Menjadi Konservatif, Apakah Salah?
Sampai detik aku menulis ini, aku belum tahu mau berbicara perihal apa. Banyak bulatan-bulatan kecil menghalangi pandangan. Huruf dan kata sebagian hilang. Anehnya tangan ini terus berjalan, meski belum yakin sampai atau malah ditinggalkan. Mereka semakin mengganggu. Mata sudah ku kedipkan berulang-ulang. Gawai ini sudah kuangkat mengawang-ngawang. Samar, pandanganku semakin buram. Padahal baru tadi, saat makan bersama teman, aku bilang mataku normal.
Anehnya, aku tidak mengajukan keluhan. Semacam sudah yakin bahwa ini akan menghilang. Begitu juga kehidupan. Teringat saat hari-hari terasa mengambang tidak ada kepastian, tetapi keyakinan tidak hilang. Bapak bilang,
“Tukang kursi pasti tahu seberapa kuat kursi yang ia buat, apa yang ditempatkan pasti akan disesuaikan, pun dengan tuhan”
Sejenak berpikir, keyakinan ini mengikis (hampir) habis ambisi. Tidak lagi terbayang apa yang ingin dikejar. Sebatas hidup dengan nyaman meski harus tetap berjalan. Bagian kecil yang tidak hilang ternyata tentang aku dan kebahagiaan. Jalan-jalan sore di taman, makan bakso samping jalan, menikmati pagi dalam lamunan, dan bersenandung ria dengan yang tersayang.
Lalu muncul sebuah pertanyaan. Apa ini suatu hal yang wajar? atau ini pembelaanku atas pemikiran kurang ajar? Apalagi jika melihat teman-teman, mimpiku tiada lagi yang bisa dipamerkan. Omong kosong pun akan kewalahan. Kalau aku jawab, “Aku tidak tahu tentang dunia, aku hanya hidup di depan mata”, apakah aku tetap seorang mahasiswa?

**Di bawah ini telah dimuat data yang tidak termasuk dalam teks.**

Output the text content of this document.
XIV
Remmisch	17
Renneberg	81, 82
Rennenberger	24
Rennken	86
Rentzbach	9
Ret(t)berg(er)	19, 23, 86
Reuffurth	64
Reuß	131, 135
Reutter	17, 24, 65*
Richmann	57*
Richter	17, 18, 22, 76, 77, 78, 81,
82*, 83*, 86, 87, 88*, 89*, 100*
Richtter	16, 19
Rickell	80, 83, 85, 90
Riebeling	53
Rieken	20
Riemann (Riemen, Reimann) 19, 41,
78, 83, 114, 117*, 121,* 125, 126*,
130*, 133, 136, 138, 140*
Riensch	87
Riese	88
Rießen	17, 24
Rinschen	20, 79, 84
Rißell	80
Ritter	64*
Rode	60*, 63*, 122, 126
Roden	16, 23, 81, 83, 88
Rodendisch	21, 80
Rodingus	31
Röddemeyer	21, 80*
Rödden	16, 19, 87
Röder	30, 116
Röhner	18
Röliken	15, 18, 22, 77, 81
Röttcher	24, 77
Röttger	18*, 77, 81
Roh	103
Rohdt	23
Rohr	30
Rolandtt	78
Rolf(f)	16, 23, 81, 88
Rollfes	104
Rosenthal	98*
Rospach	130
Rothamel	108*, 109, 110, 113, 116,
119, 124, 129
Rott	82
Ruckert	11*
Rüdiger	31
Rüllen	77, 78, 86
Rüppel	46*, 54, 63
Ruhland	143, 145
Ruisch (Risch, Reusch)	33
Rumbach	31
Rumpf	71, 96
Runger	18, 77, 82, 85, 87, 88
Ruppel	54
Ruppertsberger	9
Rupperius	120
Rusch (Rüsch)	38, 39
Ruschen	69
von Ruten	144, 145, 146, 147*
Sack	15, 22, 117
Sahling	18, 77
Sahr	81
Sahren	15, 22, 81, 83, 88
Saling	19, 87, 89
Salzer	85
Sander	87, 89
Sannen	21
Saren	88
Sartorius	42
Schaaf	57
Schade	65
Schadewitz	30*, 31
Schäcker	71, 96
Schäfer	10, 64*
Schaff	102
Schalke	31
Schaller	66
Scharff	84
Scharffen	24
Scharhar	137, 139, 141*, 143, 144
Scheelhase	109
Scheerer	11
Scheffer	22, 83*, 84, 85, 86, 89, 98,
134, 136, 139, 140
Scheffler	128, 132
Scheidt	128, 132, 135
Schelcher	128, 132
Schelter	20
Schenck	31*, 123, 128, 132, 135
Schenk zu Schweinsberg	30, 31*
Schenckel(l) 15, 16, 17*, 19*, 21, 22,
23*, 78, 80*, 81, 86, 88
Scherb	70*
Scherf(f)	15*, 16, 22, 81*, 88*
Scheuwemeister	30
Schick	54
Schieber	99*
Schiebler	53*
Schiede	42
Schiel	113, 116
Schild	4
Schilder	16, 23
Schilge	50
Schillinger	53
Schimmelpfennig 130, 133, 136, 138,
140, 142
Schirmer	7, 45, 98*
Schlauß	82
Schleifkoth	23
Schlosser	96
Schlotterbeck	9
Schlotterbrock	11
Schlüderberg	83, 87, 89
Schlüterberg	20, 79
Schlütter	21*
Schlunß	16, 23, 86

Aku ingin menjadi biasa saja. Banal. Selayaknya manusia dengan kodrat dari tuhan. Tidak dikenal alam raya pun tidak apa. Terkecuali kamu yang akan menua bersama. Melakukan apa pun aku rela. Perihal masa depan, besok juga demikian. Kenikmatan waktu yang tak berbayar, namun membuat diri merasa terkejar. Kemudian lupa apa yang disekitar karena sudah lama hilang kabar. Kemudian pongah menjalani kehidupan. Kemudian mati tanpa ada persiapan.